It is the staying with the text that makes it happen. Writing a novel, a history, a biography, is god-awful work. Endless work. I know this sounds pity-party, but these miraculous marvels readers enjoy don’t float onto the shelves of our libraries as though writers produced them as easily as we can download them to a Kindle. “Writing is a combination of intangible creative fantasy and appallingly hard work,” Anthony Powell noted. And he’s the author of a twelve-novel series, A Dance to the Music of Time. No easy feat taking characters from their school days in the 1920s up through the 1960s.
It is by not paying attention to all the pitfalls and dead ends that makes this work possible. The writer has to ignore the obvious drudgery and love the task—every part of it, from the printer jamming, to the need to edit a chapter again, to the desire to read the work aloud to hear the dialog clearly. Damn the torpedoes and full speed ahead sort of tommyrot.
Thankless, often. This isn’t happening at your local coffee shop. It happens in your writing space, and with any luck, all fledging writers have a dedicated writing space. “A room of your own with a lock on the door,” as Virginia Woolf tells us. Maybe we have to settle for a corner of some room. Or even a spot under the stairs—a nice literary echo in that. Somewhere that is hers or his alone. The space is ours. The mess is ours. That special ambiance is ours. Like Fanny Price at Mansfield Park living in unheated rooms, but with a desk and ample paper for writing when the ink isn’t frozen.
And yet, it still remains folly that drives us all forward. What is it about our task that commands and holds our collective attentions? Is it our unique characters? Or those final, infuriating plot twists? How that kiss might feel if pressed to our cheek? It is all senseless, irrational behavior.
Better to take up knitting or baking or jigsaw puzzles. . . anything with defined parameters and a set goal line. I hear bowling is really nice. Something measurable that would please the Board of Teaching. Walking your dog should bring you back home with a dog, ideally, the same one you started out with. That’s not always the case with writing. I started a novel with a twelve-year-old boy who promptly told me he was man, and I had better get to revising quickly because he was grown up now and not putting up with idle youth again.

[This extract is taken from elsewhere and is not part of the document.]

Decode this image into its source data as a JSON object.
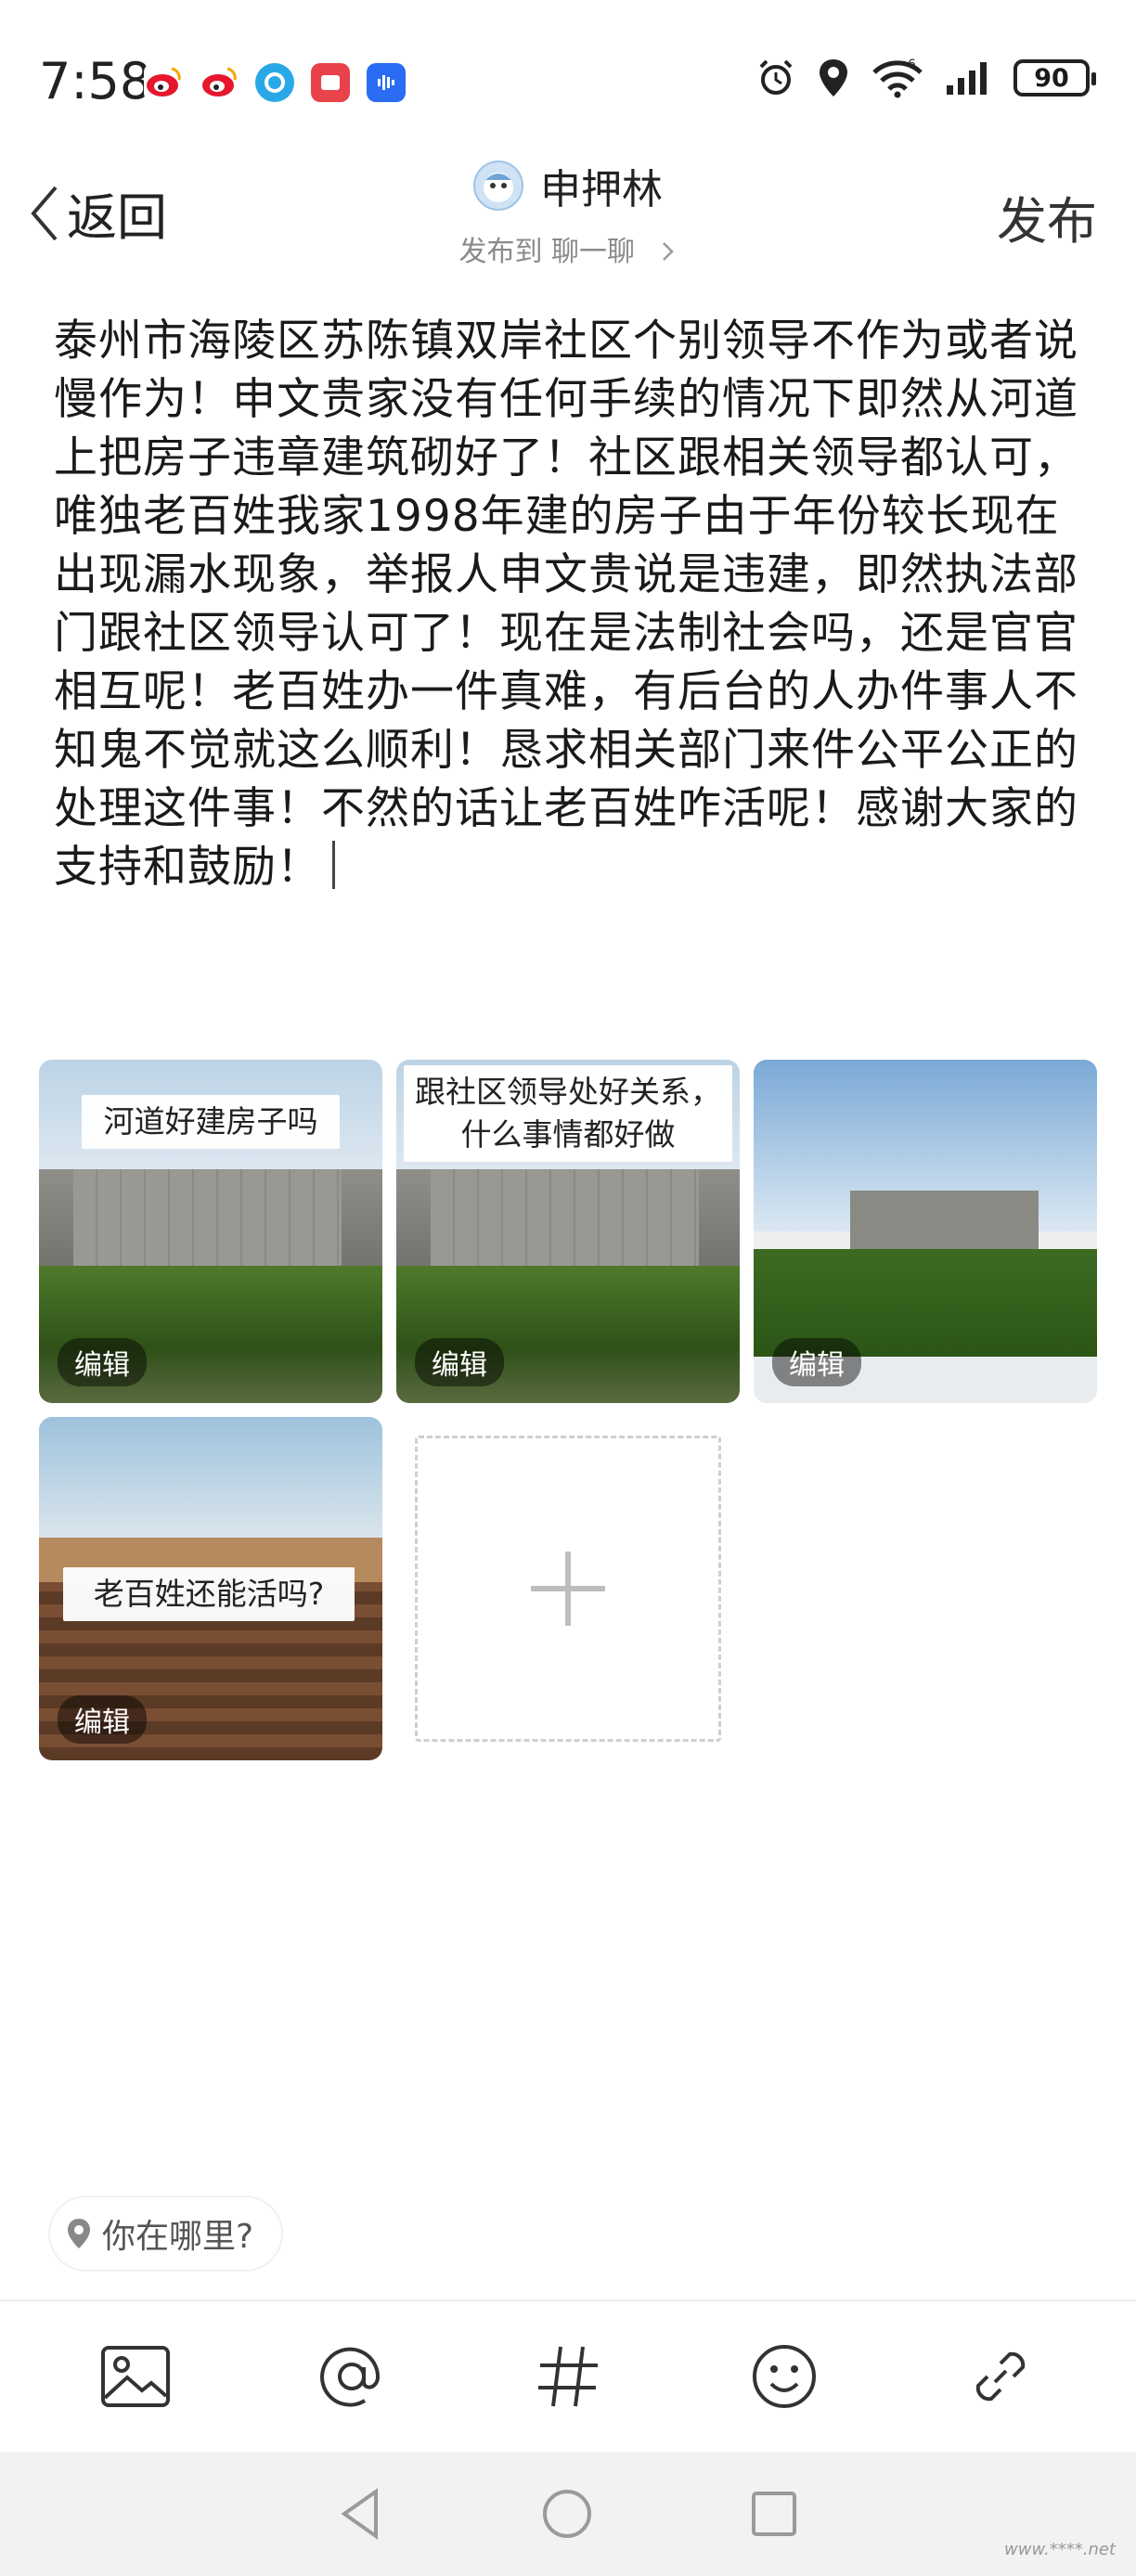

And how about this? The writer reads another novel. Then, he says to himself, I can use this particular technique in my own work. Or another writer realizes this would be a greater way to run her still-in-draft-form, ho-hum love story. Or that the shading of that just-read dialog—the hesitation captured in words, the nuance the speaker utters but her listener misses, the humor in the dry reply—they are all too tempting not to knead into our own story.
And yet, it all remains imprudent, reckless, foolhardy.
“With the voices singing in our ears, saying that this was all folly,” T. S. Eliot muses.
How do you take a blank sheet of paper and start writing something vaguely about hobbits and a magic ring and a dragon hoard without being slightly off the beam? Is your colleague down the hallway going to listen to that?
Or a boy—just your average, gawky preteen with broken glasses—who is a wizard but who doesn’t even know what the hell a wizard is. And that once an obsessed evil wizard tried and failed to kill this boy who is a good wizard. The priest in the confessional probably thought you came to talk over your sins.
A whale. A white whale. A lunatic captain. A naïve sailor jotting it all down. Does that work as scintillating dinner conversation?
Young girl, smart but not the most attractive at the ball. But light on her feet, and quick with a quip, and deadly smart, and boasting a wonderful smile. Snubbed at a dance. Then, in the end, capturing the heart of the man who snubbed her. . . and then promptly rejecting this same man’s proclamations of love. You going to mention that in your car pool? Again?
How do you justify setting all these ideas down? Completely? Smoothly? That task is at least a year or two in the making. With no guarantee that anyone at all will ever read your words anyway. What do you say to your spouse or mother or children? Does your family plot to lock you up? Take away your computer and printer? Stop buying you inkjets? Make you do the dishes for a change?
Or worse yet, humor you. That’s nice, dear. Yes, pretend it’s the Panama Canal, bury them in a basement, dear.
It’s all madness. Infuriating madness.
We have no one to blame but ourselves. I think. Or maybe a high school English teacher. Or a prof that first year in college. Or the one novel we love and can’t stop rereading.
Madness and folly! Goats and monkeys! Yet, we go on.